Ready to bust out with "I'm a Little Tea Pot" at any moment!

The new kids on the block have been working hard over the summer and fall months. Their genes have blessed them with great height at such a young age--all are only 16 years old--three of them just last month! But gravity, super long femurs, tight hamstrings and school desks conspire against their spines. Muscles and tendons are desperately trying to keep up. So we move and groove, building awareness, alignment, mobility and strength in hopes of creating frames that will be mechanically resilient and resistant to the pounding these guys face on the basketball and volleyball court.

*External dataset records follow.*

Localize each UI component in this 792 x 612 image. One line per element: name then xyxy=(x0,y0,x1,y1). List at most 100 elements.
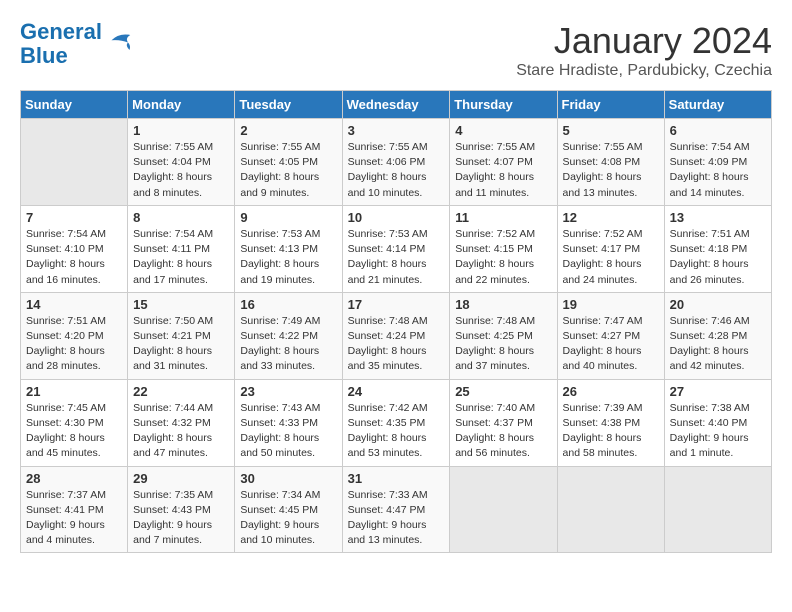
calendar-cell: 30Sunrise: 7:34 AM Sunset: 4:45 PM Dayli… xyxy=(235,466,342,553)
day-info: Sunrise: 7:39 AM Sunset: 4:38 PM Dayligh… xyxy=(563,401,659,462)
calendar-cell: 29 Sunrise: 7:35 AM Sunset: 4:43 PM Dayli… xyxy=(128,466,235,553)
day-info: Sunrise: 7:48 AM Sunset: 4:25 PM Dayligh… xyxy=(455,314,551,375)
calendar-cell: 7 Sunrise: 7:54 AM Sunset: 4:10 PM Daylig… xyxy=(21,205,128,292)
weekday-header-thursday: Thursday xyxy=(450,91,557,119)
day-number: 21 xyxy=(26,384,122,399)
day-number: 16 xyxy=(240,297,336,312)
page-header: General Blue January 2024 Stare Hradiste… xyxy=(20,20,772,80)
calendar-cell: 14Sunrise: 7:51 AM Sunset: 4:20 PM Dayli… xyxy=(21,292,128,379)
calendar-cell: 2 Sunrise: 7:55 AM Sunset: 4:05 PM Daylig… xyxy=(235,119,342,206)
day-info: Sunrise: 7:55 AM Sunset: 4:08 PM Dayligh… xyxy=(563,140,659,201)
day-info: Sunrise: 7:54 AM Sunset: 4:10 PM Dayligh… xyxy=(26,227,122,288)
day-number: 3 xyxy=(348,123,445,138)
day-info: Sunrise: 7:54 AM Sunset: 4:11 PM Dayligh… xyxy=(133,227,229,288)
day-number: 5 xyxy=(563,123,659,138)
calendar-cell: 21Sunrise: 7:45 AM Sunset: 4:30 PM Dayli… xyxy=(21,379,128,466)
day-number: 23 xyxy=(240,384,336,399)
day-number: 4 xyxy=(455,123,551,138)
calendar-cell xyxy=(21,119,128,206)
calendar-cell: 12 Sunrise: 7:52 AM Sunset: 4:17 PM Dayli… xyxy=(557,205,664,292)
calendar-week-row: 7 Sunrise: 7:54 AM Sunset: 4:10 PM Daylig… xyxy=(21,205,772,292)
day-info: Sunrise: 7:55 AM Sunset: 4:07 PM Dayligh… xyxy=(455,140,551,201)
day-info: Sunrise: 7:51 AM Sunset: 4:18 PM Dayligh… xyxy=(670,227,766,288)
logo-bird-icon xyxy=(104,29,134,59)
day-info: Sunrise: 7:54 AM Sunset: 4:09 PM Dayligh… xyxy=(670,140,766,201)
calendar-cell: 8 Sunrise: 7:54 AM Sunset: 4:11 PM Daylig… xyxy=(128,205,235,292)
day-info: Sunrise: 7:49 AM Sunset: 4:22 PM Dayligh… xyxy=(240,314,336,375)
logo-line2: Blue xyxy=(20,43,68,68)
calendar-cell xyxy=(450,466,557,553)
calendar-cell: 20 Sunrise: 7:46 AM Sunset: 4:28 PM Dayli… xyxy=(664,292,771,379)
day-info: Sunrise: 7:52 AM Sunset: 4:17 PM Dayligh… xyxy=(563,227,659,288)
calendar-table: SundayMondayTuesdayWednesdayThursdayFrid… xyxy=(20,90,772,553)
day-info: Sunrise: 7:34 AM Sunset: 4:45 PM Dayligh… xyxy=(240,488,336,549)
calendar-cell: 13 Sunrise: 7:51 AM Sunset: 4:18 PM Dayli… xyxy=(664,205,771,292)
calendar-cell: 18 Sunrise: 7:48 AM Sunset: 4:25 PM Dayli… xyxy=(450,292,557,379)
calendar-cell: 4 Sunrise: 7:55 AM Sunset: 4:07 PM Daylig… xyxy=(450,119,557,206)
day-info: Sunrise: 7:55 AM Sunset: 4:04 PM Dayligh… xyxy=(133,140,229,201)
calendar-cell: 9 Sunrise: 7:53 AM Sunset: 4:13 PM Daylig… xyxy=(235,205,342,292)
weekday-header-monday: Monday xyxy=(128,91,235,119)
day-info: Sunrise: 7:35 AM Sunset: 4:43 PM Dayligh… xyxy=(133,488,229,549)
day-info: Sunrise: 7:55 AM Sunset: 4:06 PM Dayligh… xyxy=(348,140,445,201)
calendar-cell: 11 Sunrise: 7:52 AM Sunset: 4:15 PM Dayli… xyxy=(450,205,557,292)
calendar-cell: 5 Sunrise: 7:55 AM Sunset: 4:08 PM Daylig… xyxy=(557,119,664,206)
day-number: 15 xyxy=(133,297,229,312)
weekday-header-friday: Friday xyxy=(557,91,664,119)
calendar-cell: 31 Sunrise: 7:33 AM Sunset: 4:47 PM Dayli… xyxy=(342,466,450,553)
day-info: Sunrise: 7:40 AM Sunset: 4:37 PM Dayligh… xyxy=(455,401,551,462)
day-number: 18 xyxy=(455,297,551,312)
day-info: Sunrise: 7:55 AM Sunset: 4:05 PM Dayligh… xyxy=(240,140,336,201)
day-number: 26 xyxy=(563,384,659,399)
location-subtitle: Stare Hradiste, Pardubicky, Czechia xyxy=(516,62,772,80)
calendar-cell xyxy=(664,466,771,553)
logo-line1: General xyxy=(20,19,102,44)
day-info: Sunrise: 7:46 AM Sunset: 4:28 PM Dayligh… xyxy=(670,314,766,375)
day-number: 29 xyxy=(133,471,229,486)
day-info: Sunrise: 7:33 AM Sunset: 4:47 PM Dayligh… xyxy=(348,488,445,549)
day-number: 12 xyxy=(563,210,659,225)
day-number: 9 xyxy=(240,210,336,225)
calendar-cell: 10 Sunrise: 7:53 AM Sunset: 4:14 PM Dayli… xyxy=(342,205,450,292)
day-number: 22 xyxy=(133,384,229,399)
calendar-cell: 27 Sunrise: 7:38 AM Sunset: 4:40 PM Dayli… xyxy=(664,379,771,466)
day-info: Sunrise: 7:37 AM Sunset: 4:41 PM Dayligh… xyxy=(26,488,122,549)
weekday-header-sunday: Sunday xyxy=(21,91,128,119)
day-number: 1 xyxy=(133,123,229,138)
day-number: 14 xyxy=(26,297,122,312)
calendar-cell: 24 Sunrise: 7:42 AM Sunset: 4:35 PM Dayli… xyxy=(342,379,450,466)
day-number: 6 xyxy=(670,123,766,138)
day-info: Sunrise: 7:53 AM Sunset: 4:14 PM Dayligh… xyxy=(348,227,445,288)
day-info: Sunrise: 7:42 AM Sunset: 4:35 PM Dayligh… xyxy=(348,401,445,462)
day-number: 24 xyxy=(348,384,445,399)
calendar-cell: 1 Sunrise: 7:55 AM Sunset: 4:04 PM Daylig… xyxy=(128,119,235,206)
day-number: 8 xyxy=(133,210,229,225)
weekday-header-tuesday: Tuesday xyxy=(235,91,342,119)
day-info: Sunrise: 7:38 AM Sunset: 4:40 PM Dayligh… xyxy=(670,401,766,462)
calendar-cell: 28Sunrise: 7:37 AM Sunset: 4:41 PM Dayli… xyxy=(21,466,128,553)
calendar-week-row: 1 Sunrise: 7:55 AM Sunset: 4:04 PM Daylig… xyxy=(21,119,772,206)
day-number: 19 xyxy=(563,297,659,312)
day-number: 7 xyxy=(26,210,122,225)
calendar-cell: 6 Sunrise: 7:54 AM Sunset: 4:09 PM Daylig… xyxy=(664,119,771,206)
day-number: 27 xyxy=(670,384,766,399)
day-info: Sunrise: 7:53 AM Sunset: 4:13 PM Dayligh… xyxy=(240,227,336,288)
weekday-header-wednesday: Wednesday xyxy=(342,91,450,119)
calendar-cell: 25Sunrise: 7:40 AM Sunset: 4:37 PM Dayli… xyxy=(450,379,557,466)
day-number: 31 xyxy=(348,471,445,486)
day-number: 20 xyxy=(670,297,766,312)
weekday-header-row: SundayMondayTuesdayWednesdayThursdayFrid… xyxy=(21,91,772,119)
calendar-cell xyxy=(557,466,664,553)
day-info: Sunrise: 7:52 AM Sunset: 4:15 PM Dayligh… xyxy=(455,227,551,288)
calendar-cell: 19Sunrise: 7:47 AM Sunset: 4:27 PM Dayli… xyxy=(557,292,664,379)
calendar-cell: 23 Sunrise: 7:43 AM Sunset: 4:33 PM Dayli… xyxy=(235,379,342,466)
day-info: Sunrise: 7:44 AM Sunset: 4:32 PM Dayligh… xyxy=(133,401,229,462)
day-info: Sunrise: 7:43 AM Sunset: 4:33 PM Dayligh… xyxy=(240,401,336,462)
logo-text: General Blue xyxy=(20,20,102,68)
day-info: Sunrise: 7:48 AM Sunset: 4:24 PM Dayligh… xyxy=(348,314,445,375)
day-number: 2 xyxy=(240,123,336,138)
day-number: 13 xyxy=(670,210,766,225)
day-number: 10 xyxy=(348,210,445,225)
title-block: January 2024 Stare Hradiste, Pardubicky,… xyxy=(516,20,772,80)
day-number: 11 xyxy=(455,210,551,225)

It takes time, patience and calories. And then more patience, more time, more calories, more reps, more sets, more purposeful mobility work to achieve the same movement competencies we ask of their shorter counterparts. For sure, each athlete has a few different tweaks to his programming and understands that he has specific issues to address. And I make sure to relate these issues to their long-term health, as well as their performance goals.

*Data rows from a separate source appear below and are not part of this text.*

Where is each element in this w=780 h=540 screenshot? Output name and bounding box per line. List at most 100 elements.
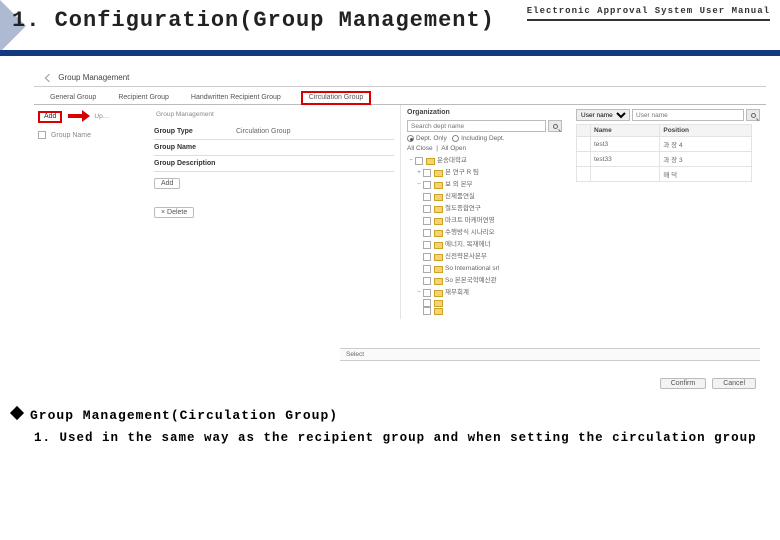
tree-node-label[interactable]: So International srl — [445, 263, 499, 275]
org-search-button[interactable] — [548, 120, 562, 132]
tree-node-label[interactable]: 운송대학교 — [437, 155, 467, 167]
checkbox-icon[interactable] — [423, 169, 431, 177]
panel-title: Group Management — [58, 73, 129, 82]
tree-node-label[interactable]: 재무회계 — [445, 287, 469, 299]
item-number: 1. — [34, 431, 51, 445]
input-group-description[interactable] — [236, 160, 394, 167]
callout-arrow-icon — [68, 111, 90, 121]
user-search-button[interactable] — [746, 109, 760, 121]
table-row[interactable]: test33 과 장 3 — [577, 152, 752, 167]
user-search-type[interactable]: User name — [576, 109, 630, 121]
user-search: User name — [576, 109, 760, 121]
collapse-icon[interactable]: − — [415, 287, 423, 299]
annotation-heading-text: Group Management(Circulation Group) — [30, 408, 338, 423]
group-list-column: Add Up… Group Name — [34, 105, 154, 145]
folder-icon — [434, 278, 443, 285]
form-add-button[interactable]: Add — [154, 178, 180, 189]
tab-handwritten-recipient-group[interactable]: Handwritten Recipient Group — [189, 91, 283, 104]
item-text: Used in the same way as the recipient gr… — [60, 431, 757, 445]
cancel-button[interactable]: Cancel — [712, 378, 756, 389]
confirm-button[interactable]: Confirm — [660, 378, 707, 389]
group-form-column: Group Management Group Type Circulation … — [154, 105, 394, 218]
checkbox-icon[interactable] — [423, 205, 431, 213]
collapse-icon[interactable]: − — [415, 179, 423, 191]
folder-icon — [426, 158, 435, 165]
form-section-title: Group Management — [156, 111, 394, 118]
tree-node-label[interactable]: 철도종합연구 — [445, 203, 481, 215]
all-close-link[interactable]: All Close — [407, 145, 433, 152]
row-group-name: Group Name — [154, 140, 394, 156]
checkbox-icon[interactable] — [423, 229, 431, 237]
col-position: Position — [660, 125, 752, 137]
delete-button[interactable]: × Delete — [154, 207, 194, 218]
checkbox-icon[interactable] — [423, 217, 431, 225]
cell-name: test3 — [591, 137, 660, 152]
select-bar: Select — [340, 348, 760, 361]
organization-title: Organization — [407, 109, 562, 116]
group-tabs: General Group Recipient Group Handwritte… — [34, 87, 766, 105]
folder-icon — [434, 308, 443, 315]
manual-name: Electronic Approval System User Manual — [527, 6, 770, 21]
tree-node-label[interactable]: 신전략본사본부 — [445, 251, 487, 263]
row-group-description: Group Description — [154, 156, 394, 172]
back-icon[interactable] — [45, 74, 53, 82]
tree-node-label[interactable]: 수행방식 시나리오 — [445, 227, 495, 239]
cell-name — [591, 167, 660, 182]
checkbox-icon[interactable] — [415, 157, 423, 165]
col-name: Name — [591, 125, 660, 137]
add-group-button[interactable]: Add — [38, 111, 62, 123]
radio-dept-only-label: Dept. Only — [416, 135, 447, 142]
embedded-screenshot: Group Management General Group Recipient… — [34, 70, 766, 386]
cell-position: 과 장 3 — [660, 152, 752, 167]
folder-icon — [434, 182, 443, 189]
tree-node-label[interactable]: 신제품연실 — [445, 191, 475, 203]
tab-general-group[interactable]: General Group — [48, 91, 98, 104]
table-row[interactable]: test3 과 장 4 — [577, 137, 752, 152]
checkbox-icon[interactable] — [38, 131, 46, 139]
organization-column: Organization Dept. Only Including Dept. … — [400, 105, 568, 319]
checkbox-icon[interactable] — [423, 193, 431, 201]
tab-circulation-group[interactable]: Circulation Group — [301, 91, 371, 105]
tree-node-label[interactable]: 마크트 마케머연영 — [445, 215, 495, 227]
tree-node-label[interactable]: 에너지, 목재에너 — [445, 239, 490, 251]
label-group-name: Group Name — [154, 144, 236, 151]
folder-icon — [434, 194, 443, 201]
checkbox-icon[interactable] — [423, 307, 431, 315]
expand-icon[interactable]: + — [415, 167, 423, 179]
select-label: Select — [346, 351, 364, 358]
tree-node-label[interactable]: 보 외 본부 — [445, 179, 473, 191]
cell-position: 과 장 4 — [660, 137, 752, 152]
dialog-buttons: Confirm Cancel — [660, 378, 756, 389]
annotation-block: Group Management(Circulation Group) 1. U… — [12, 408, 768, 445]
radio-including-dept[interactable] — [452, 135, 459, 142]
page-title: 1. Configuration(Group Management) — [12, 8, 495, 34]
checkbox-icon[interactable] — [423, 253, 431, 261]
collapse-icon[interactable]: − — [407, 155, 415, 167]
table-row[interactable]: 매 덕 — [577, 167, 752, 182]
user-search-input[interactable] — [632, 109, 744, 121]
radio-dept-only[interactable] — [407, 135, 414, 142]
tree-node-label[interactable]: So 본본국학예산관 — [445, 275, 497, 287]
bullet-diamond-icon — [10, 406, 24, 420]
folder-icon — [434, 242, 443, 249]
tree-node-label[interactable]: 본 연구 R 팀 — [445, 167, 479, 179]
org-search-input[interactable] — [407, 120, 546, 132]
folder-icon — [434, 254, 443, 261]
checkbox-icon[interactable] — [423, 299, 431, 307]
cell-name: test33 — [591, 152, 660, 167]
tab-recipient-group[interactable]: Recipient Group — [116, 91, 171, 104]
checkbox-icon[interactable] — [423, 241, 431, 249]
value-group-type: Circulation Group — [236, 128, 394, 135]
user-table: Name Position test3 과 장 4 test33 과 장 3 매… — [576, 124, 752, 182]
input-group-name[interactable] — [236, 144, 394, 151]
checkbox-icon[interactable] — [423, 277, 431, 285]
checkbox-icon[interactable] — [423, 265, 431, 273]
folder-icon — [434, 230, 443, 237]
org-tree[interactable]: − 운송대학교 + 본 연구 R 팀 − 보 외 본부 신제품연실 철도종합연구 마크… — [407, 155, 562, 315]
org-search — [407, 120, 562, 132]
checkbox-icon[interactable] — [423, 289, 431, 297]
cell-position: 매 덕 — [660, 167, 752, 182]
folder-icon — [434, 170, 443, 177]
checkbox-icon[interactable] — [423, 181, 431, 189]
all-open-link[interactable]: All Open — [441, 145, 466, 152]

We cannot rush things with these guys. These guys truly put the "long" in long-term athletic development. Who knows when mother nature will be finished with them? It certainly won't be high school and it might not even be college. We must support the physical and emotional maturation process and hope that sport coaches and parents don't let height, hype and the desire to "play up" against older competition overwhelm their bodies.

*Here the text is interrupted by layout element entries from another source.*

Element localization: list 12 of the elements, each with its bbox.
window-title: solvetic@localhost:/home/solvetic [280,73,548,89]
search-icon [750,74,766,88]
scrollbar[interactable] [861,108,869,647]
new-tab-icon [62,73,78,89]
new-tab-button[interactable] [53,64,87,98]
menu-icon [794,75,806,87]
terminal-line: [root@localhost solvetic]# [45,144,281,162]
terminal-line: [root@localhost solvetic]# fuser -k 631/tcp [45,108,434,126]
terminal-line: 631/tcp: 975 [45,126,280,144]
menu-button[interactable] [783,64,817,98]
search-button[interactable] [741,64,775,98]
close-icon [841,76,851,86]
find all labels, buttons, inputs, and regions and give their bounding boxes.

Kelvin Giles and Mick McDermott put it very well in Developing the Total Player - An Integrated Strategy. I encourage you to check out the entire article.
In addition to these basic principles we must never forget that each individual player will require their own unique pathway to repeatable excellence. No two players are the same physically, mentally, technically or tactically and so the fundamental principles for all coaches to have in their tool-box are adaptability and flexibility. This is particularly important in the developmental stages of a player’s journey. The ‘before, during and after’ puberty periods present an array of ‘change’ unparalleled in a young person’s life. The difference in the rate of growth and development seen in a group of 11-15 year old players (male and female) is so profound that there can often be a 2-4 year biological difference between players of the same chronological age. Adaptability and flexibility become THE major tools for the coach during this time.

4 comments:

dan thacker said...

You're a little teapot! That is too funny. Great post. Very tall athletes must be very challenging but your/and their hard work is paying off. Great job.

Joe Przytula said...

Well articulated Coach Fober. This is the realm I work in. What a mistake to apply strength/conditioning programs intended for elite on this age group! Yet it appears to be the status quo. How many S&C professionals just skip along this step in the career ladder in search of a more glamorous job? The result is a lack of solid, evidence based information on working with pubescent atheltes. Be sure to keep notes along the way (I mean that literally) and get that book out there!

Anonymous said...

That's a great point about "mother nature" not being finished with them until years down the road. When I coached club-level college athletes, one of the weirdest things for me was freshmen boys. Many looked like they were 12: small, round heads, no lower jaw to speak of, wrists that looked like wet noodles and shoulders that barely made it past their ears. Others had jaws like cinderblocks, meat-hook hands, and shoulders that wouldn't fit through doorways. Same height and similar weights. Three years later they might all be an inch or two taller, and all look like men. But not at 18. Certainly not at 16.

michaelchasetx said...

Great insight on the need for mobility work. My brother-in-law was 7'1" and blew out his knee in basketball @Old Miss ... I think maybe by poor squat technique & lack mobility.